The pure islandcrawling, the second half of the novel, is packed with good stuff, much of it good enough and flexible enough that you could pluck it off its islands and land it almost anywhere in a campaign. Several of these sessions foreground one or another player,
perhaps as compensation for the early foregrounding of Caspian and then of Eustace. Lucy - kind of always the DM’s favourite, to be honest - gets her day in the sun with the excellent Dufflepods session, which uses invisible NPCs to great effect and is both funny and deeply spooky, and does a clever job of creating fear in the party without really having a genuine villain. There’s a part where Lucy is creeping down the corridor of Coriakin’s house, heading for the spellbook, and she catches sight of her face in a strange, bearded mirror. Lewis says something beautiful about his not being a magician and therefore not knowing what the mirror is for, and it’s what every DM always wants to say when a player starts grilling them about a random background detail.
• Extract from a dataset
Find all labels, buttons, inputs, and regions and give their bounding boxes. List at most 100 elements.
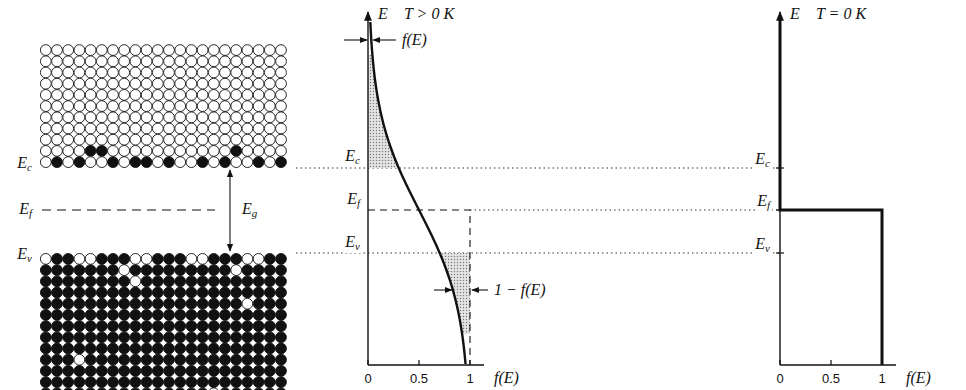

Lucy’s eventual encounter with the spellbook is good too - the detail about it being possible to turn the pages forward but not back is maybe the first instance of that trope, and the offer of individual power at the price of achieving a party objective is always a fun thing to throw at a party once their dynamic has become a bit too stable. There is too here the not-very-gameable but always-quotable last impression of that spellbook, when its contents fade from Lucy’s memory like a dream:


‘And she never could remember; and ever since that day what Lucy means by a good story is a story which reminds her of the forgotten story in the Magician's Book.’
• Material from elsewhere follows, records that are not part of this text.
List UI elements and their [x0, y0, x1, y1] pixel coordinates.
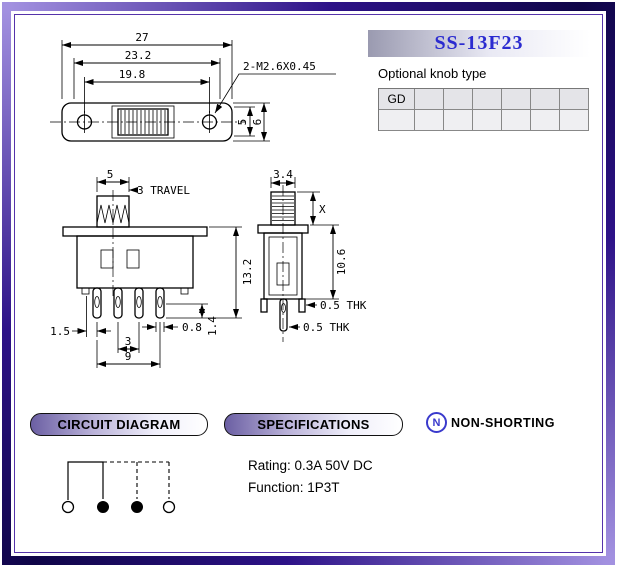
thread-callout: 2-M2.6X0.45 [243, 60, 316, 73]
knob-table-cell [444, 89, 473, 110]
dim-1-4: 1.4 [206, 316, 219, 336]
dim-19-8: 19.8 [119, 68, 146, 81]
dim-23-2: 23.2 [125, 49, 152, 62]
knob-table-cell [473, 89, 502, 110]
terminal-1-open [61, 500, 75, 514]
thk-callout-bottom: 0.5 THK [303, 321, 350, 334]
terminal-3-filled [131, 501, 143, 513]
knob-table-cell [560, 110, 589, 131]
knob-table-cell [560, 89, 589, 110]
function-text: Function: 1P3T [248, 480, 340, 495]
dim-27: 27 [135, 31, 148, 44]
dim-0-8: 0.8 [182, 321, 202, 334]
dim-travel: 3 TRAVEL [137, 184, 190, 197]
knob-table-cell [502, 89, 531, 110]
rating-text: Rating: 0.3A 50V DC [248, 458, 373, 473]
circuit-diagram-drawing [61, 461, 176, 514]
part-number: SS-13F23 [434, 32, 524, 54]
dim-1-5: 1.5 [50, 325, 70, 338]
knob-table-cell-gd: GD [379, 89, 415, 110]
specifications-heading: SPECIFICATIONS [224, 413, 403, 436]
thk-callout-top: 0.5 THK [320, 299, 367, 312]
knob-table-cell [502, 110, 531, 131]
dim-5-side: 5 [107, 168, 114, 181]
side-view-drawing: 5 3 TRAVEL 13.2 1.4 0.8 1.5 [50, 168, 254, 368]
n-circle-icon: N [426, 412, 447, 433]
knob-table-cell [531, 89, 560, 110]
dim-3: 3 [125, 335, 132, 348]
dim-6-front: 6 [251, 119, 264, 126]
dim-x: X [319, 203, 326, 216]
terminal-2-filled [97, 501, 109, 513]
dim-3-4: 3.4 [273, 168, 293, 181]
non-shorting-label: NON-SHORTING [451, 415, 555, 430]
knob-table-cell [415, 110, 444, 131]
end-view-drawing: 3.4 X 10.6 0.5 THK 0.5 THK [257, 168, 367, 342]
non-shorting-indicator: N NON-SHORTING [426, 412, 555, 433]
dim-10-6: 10.6 [335, 249, 348, 276]
part-number-banner: SS-13F23 [368, 30, 590, 57]
knob-table-cell [379, 110, 415, 131]
terminal-4-open [162, 500, 176, 514]
knob-type-table: GD [378, 88, 589, 131]
circuit-diagram-heading: CIRCUIT DIAGRAM [30, 413, 208, 436]
knob-table-cell [415, 89, 444, 110]
dim-9: 9 [125, 350, 132, 363]
knob-table-cell [444, 110, 473, 131]
dim-13-2: 13.2 [241, 259, 254, 286]
knob-table-cell [473, 110, 502, 131]
front-view-drawing: 27 23.2 19.8 2-M2.6X0.45 5 6 [50, 31, 336, 142]
knob-table-cell [531, 110, 560, 131]
optional-knob-type-label: Optional knob type [378, 66, 487, 81]
dim-5-front: 5 [236, 119, 249, 126]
There are further island excitements: Deathwater Isle, where the water turns everything to gold, is not exploited as much as you might think by the party (mine would dip almost
everything they could find in it and then offload the on some island merchant, spectacularly crashing the economy). Then it gets reeeeal mystical towards the end, and frankly this bit is not very gameable: but it is preceded by a seminar on adventuring philosophy itself, in the incident of the Dark Island. The Dark Island is a giant mass of sea-floating darkness in which nightmares become flesh: along with Charn and Tash, it’s one of the moments Lewis lets himself get gnarly. As a child, the fragments of horror the crew experience on it - the scissors, the gongs - used to give me real nightmares. But more relevant to our purposes, when it appears on the horizon, the party has a full on dispute about the point of adventuring. Everyone is all ‘fuck going there,’ and then Reepicheep pipes up:

‘But what manner of use would it be ploughing through that darkness?' asked Drinian.
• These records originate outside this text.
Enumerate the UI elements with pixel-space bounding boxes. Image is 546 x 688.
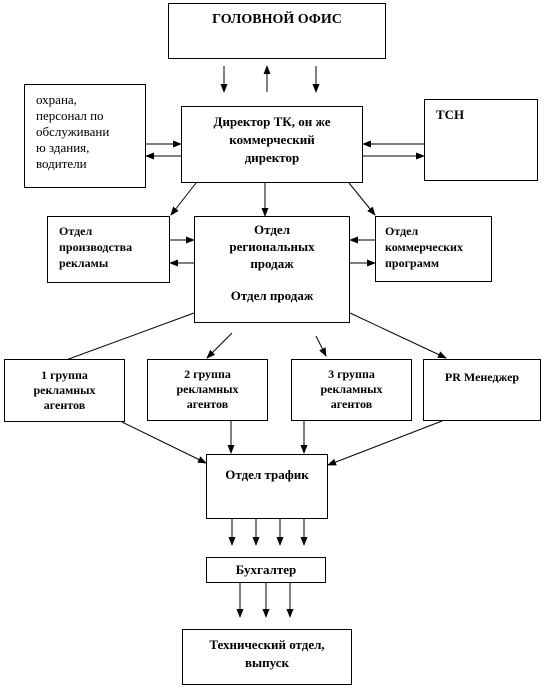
support-staff-box: охрана, персонал по обслуживани ю здания…: [24, 84, 146, 188]
commercial-programs-line: Отдел: [385, 224, 419, 238]
director-box: Директор ТК, он же коммерческий директор: [181, 106, 363, 183]
group1-line: рекламных: [33, 383, 96, 397]
support-staff-line: персонал по: [36, 108, 104, 123]
group3-line: агентов: [330, 397, 373, 411]
regional-sales-line: продаж: [250, 256, 294, 271]
arrow-group1-to-traffic: [121, 421, 207, 464]
arrow-sales-to-group3: [315, 335, 327, 357]
ad-production-line: производства: [59, 240, 133, 254]
arrow-sales-to-group2: [206, 332, 233, 359]
head-office-box: ГОЛОВНОЙ ОФИС: [168, 3, 386, 59]
director-line: Директор ТК, он же: [213, 114, 331, 129]
ad-production-box: Отдел производства рекламы: [47, 216, 170, 283]
pr-manager-box: PR Менеджер: [423, 359, 541, 421]
support-staff-line: охрана,: [36, 92, 77, 107]
arrow-director-to-production: [170, 182, 197, 216]
support-staff-line: обслуживани: [36, 124, 110, 139]
ad-production-line: Отдел: [59, 224, 93, 238]
regional-sales-line: Отдел: [254, 222, 290, 237]
group2-line: 2 группа: [184, 367, 231, 381]
regional-sales-line: региональных: [229, 239, 315, 254]
tech-dept-box: Технический отдел, выпуск: [182, 629, 352, 685]
group3-line: рекламных: [320, 382, 383, 396]
arrow-pr-to-traffic: [327, 420, 443, 466]
line-sales-to-group1: [65, 312, 195, 361]
commercial-programs-line: коммерческих: [385, 240, 463, 254]
group3-box: 3 группа рекламных агентов: [291, 359, 412, 421]
sales-dept-label: Отдел продаж: [230, 288, 314, 303]
group1-box: 1 группа рекламных агентов: [4, 359, 125, 422]
group1-line: агентов: [43, 398, 86, 412]
group2-line: рекламных: [176, 382, 239, 396]
director-line: коммерческий: [229, 132, 315, 147]
support-staff-line: ю здания,: [36, 140, 90, 155]
tsn-label: ТСН: [436, 107, 465, 122]
tech-dept-line: Технический отдел,: [209, 637, 325, 652]
tsn-box: ТСН: [424, 99, 538, 181]
tech-dept-line: выпуск: [244, 655, 290, 670]
head-office-label: ГОЛОВНОЙ ОФИС: [212, 12, 342, 27]
pr-manager-label: PR Менеджер: [444, 370, 520, 384]
traffic-label: Отдел трафик: [225, 467, 309, 482]
sales-box: Отдел региональных продаж Отдел продаж: [194, 216, 350, 323]
group2-line: агентов: [186, 397, 229, 411]
group2-box: 2 группа рекламных агентов: [147, 359, 268, 421]
director-line: директор: [244, 150, 300, 165]
support-staff-line: водители: [36, 156, 87, 171]
accountant-box: Бухгалтер: [206, 557, 326, 583]
commercial-programs-line: программ: [385, 256, 440, 270]
group1-line: 1 группа: [41, 368, 88, 382]
commercial-programs-box: Отдел коммерческих программ: [375, 216, 492, 282]
arrow-sales-to-pr: [349, 312, 447, 359]
group3-line: 3 группа: [328, 367, 375, 381]
arrow-director-to-commercial: [348, 182, 376, 216]
traffic-box: Отдел трафик: [206, 454, 328, 519]
accountant-label: Бухгалтер: [235, 562, 297, 577]
ad-production-line: рекламы: [59, 256, 109, 270]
‘Use?' replied Reepicheep. 'Use, Captain? If you mean by filling our bellies or our purses, I confess it will be no use at all. So far as I know we did not set sail to look for things useful but to seek honour and adventures. And here is as great an adventure as I have ever heard of, and here, if we turn back, no little impeachment of all our honours.’

Don’t try and tell me you have never had this conversation round the table. Don’t be a Drinian. Be a Reepicheep.